Roger Federer may have booked his place in the third round of the US Open on Wednesday but there is cause for concern among the Swiss legend's loyal legion of fans.
After dropping the first set of his first round tie against Sumit Nagal, he continued that worrying trend against Damir Dzumhur. The 38-year-old was slow coming out of the blocks before prevailing in four - 3-6, 6-2, 6-3, 6-4.
It is, of course, important not to forget that Federer decided to recharge his batteries following his agonising defeat to Novak Djokovic in last month’s Wimbledon.
The 20-time grand slam winner went on a caravan holiday with his family in an attempt to get over squandering two match points at SW19.
Subsequently, he played just two matches at the recent Cincinnati Masters before falling to Andrey Rublev.
There have been suggestions that a Wimbledon hangover could be contributing to his less than convincing victories at Flushing Meadows. But it shouldn’t be forgotten that he has now reached the third round of the season’s final grand slam for the 19th time in his career.
Federer also racked up his 100th win in New York, meaning he has achieved that remarkable feat across three of the four majors.
The world No. 3 will have some time to regroup before he faces the winner of Dan Evans and Lucas Pouille, with that clash delayed due to adverse weather in the Big Apple. It would be fair to assume a fresher Federer will be able to iron out some of the flaws in his game.
Although it is dangerous to look too far ahead in the draw, the five-time champion could meet Kei Nishikori in the quarter-finals and then Djokovic in the last four.
Djokovic and Federer have one of the most storied rivalries in the sport and the latter would have to be at his imperious best to halt the Serb's charge to the title.
Despite making progress in New York, Federer has bemoaned his sluggish starts to matches.
"I got exactly what I expected from both guys,” he admitted. “I knew what Nagal was going to give me.
"I knew what Dzumhur was going to give me. But I didn't expect to hit 15 to 20 unforced errors, which is basically in the entire set just sort of donated.
“They came out and were well-prepared and got me to do that. But I clearly have to play better from the get-go.”
Meanwhile, the all-time slam race is hotting up. Djokovic has 16 majors to his name while Nadal is on 18, two shy of Federer's record.
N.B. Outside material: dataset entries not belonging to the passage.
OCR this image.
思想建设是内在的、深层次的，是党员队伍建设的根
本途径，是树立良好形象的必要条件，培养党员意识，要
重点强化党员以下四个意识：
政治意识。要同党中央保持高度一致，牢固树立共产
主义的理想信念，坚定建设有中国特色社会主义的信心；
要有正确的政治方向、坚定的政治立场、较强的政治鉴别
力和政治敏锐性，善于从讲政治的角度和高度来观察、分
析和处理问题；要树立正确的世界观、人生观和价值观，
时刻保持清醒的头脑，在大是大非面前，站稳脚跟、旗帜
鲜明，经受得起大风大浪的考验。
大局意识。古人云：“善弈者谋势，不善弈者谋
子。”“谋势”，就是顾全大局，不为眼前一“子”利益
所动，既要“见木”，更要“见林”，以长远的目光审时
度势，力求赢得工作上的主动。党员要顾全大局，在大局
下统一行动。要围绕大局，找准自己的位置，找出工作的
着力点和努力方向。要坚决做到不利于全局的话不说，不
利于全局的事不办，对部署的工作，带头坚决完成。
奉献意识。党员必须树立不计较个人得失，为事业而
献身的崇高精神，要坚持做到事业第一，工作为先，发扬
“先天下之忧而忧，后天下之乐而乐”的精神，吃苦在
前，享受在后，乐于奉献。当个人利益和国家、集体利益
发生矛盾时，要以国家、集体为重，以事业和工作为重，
It is quite conceivable that both could finish ahead of the aging icon.
Former US Open finalist Greg Rusedski has ruled out Federer adding to his tally before he retires, as he said on Amazon Prime: "I’d pick Federer as third.
“I think it’s going to be 23 for Novak, 21 for Rafa and 20 for Federer.
“I think he’ll get to finals and he’s still got a chance to win Wimbledon if something works for him but that’s what I see happening right now.”
The fact that Federer continues to get to finals almost defies belief. The chasing pack which consists of the likes of Stefanos Tsitsipas, Dominic Thiem and Alexander Zverev have yet to break up the dominance of the 'Fab Three', but as far as the US Open is concerned, Federer needs to sort himself out and fast.
To live up to the extraordinarily high standards he sets himself, Federer needs to come out of the blocks quicker or else he will come unstuck sooner rather than later.